Come proteggersi da quei ricatti? O con la poesia, abbandonando l’arena, o provando a dire la propria, anche politicamente, ma senza permettere che l’ideologia infetti i discorsi, opprima i partecipanti, fomenti il risentimento, additi i capri espiatori. Certo che, in tutto Parise, e non soltanto in questo abbozzo di romanzo, c’è e splende «l’aspirazione a un paese diverso», ma il paese che Parise auspicava mi sembra diverso da quello al quale mirano Cortellessa e Belpoliti. Nella volontà di attribuirgli una preoccupazione politica “positiva”, in questa “ansia di nobilitazione”, c’è tutto ciò che Parise detestava, cioè la ricompensa per l’impegno ideologico che non ha mai smesso di rifiutare.

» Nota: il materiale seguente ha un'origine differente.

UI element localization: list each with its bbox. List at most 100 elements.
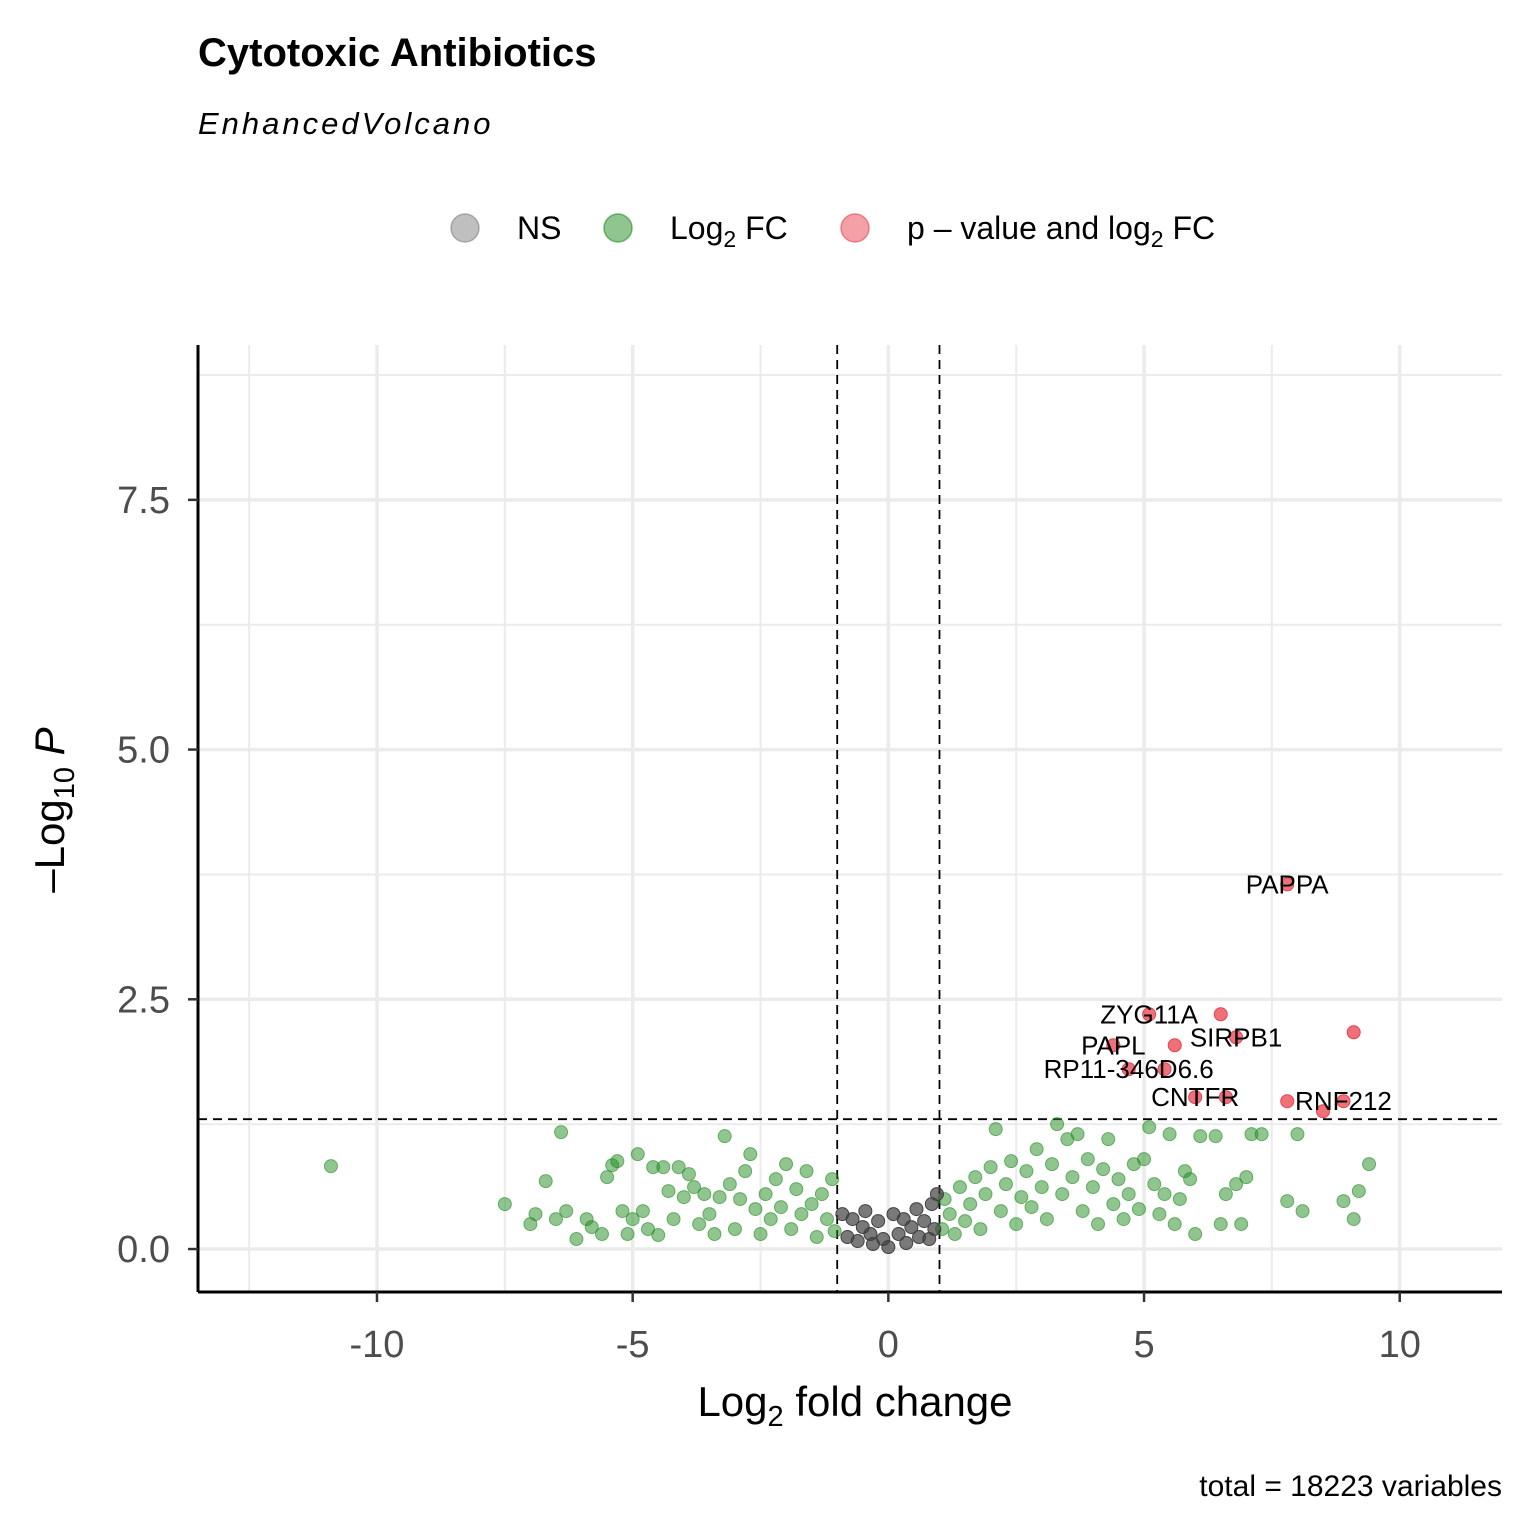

L’impegno, in Parise, è difensivo e personale, sta nella necessità di conservazione della propria salute e nella lotta affinché la vita non vada in rovina per “altre” cause che non siano quelle fermentate nella vita stessa: egoismo? Sì, e per fortuna, aggiungerebbe chi è convinto che l’ottimo collettivo si raggiunga attraverso numerosi egoismi ben formati, che faccia meglio alla comunità, cioè, un buon egoista felice, piuttosto che un ideologo infelice, impegnato nel costante allestimento di nuovi ricatti e nuovi capri espiatori. (La vogliamo buttare in politica del tutto e definitivamente? Credo che la sinistra avrebbe da guadagnare più dalla lettura dei Sillabari che dall’ossessione della multitudo di Antonio Negri). Un “paese diverso” è anche un paese che riscopra i “sentimenti elementari” e la “logica elementare”, nel quale gli individui non permettano intrusioni indebite e prepotenti nel proprio privato, non portino a corruzione il linguaggio che li unisce, non siano costretti a rompere amicizie e litigare sotto lo sguardo soddisfatto del profittatore politico di turno. Non esistono due Parise, come vorrebbero dimostrare i curatori con poche prove a sostegno, ma esiste un Parise solo e di una razza strana, quella più scomoda: la razza degli Orwell e dei Camus, dei libertari che, un po’ controvoglia, sono stati costretti a dedicare un po’ del proprio tempo alla discussione politica, per difendere il diritto di ogni uomo solitario a godersi in pace la propria vita. Se una lezione riusciamo a trarla dal Novecento, infatti, è proprio questa: i suoi migliori scrittori politici sono quelli che hanno protestato contro l’invadenza della politica.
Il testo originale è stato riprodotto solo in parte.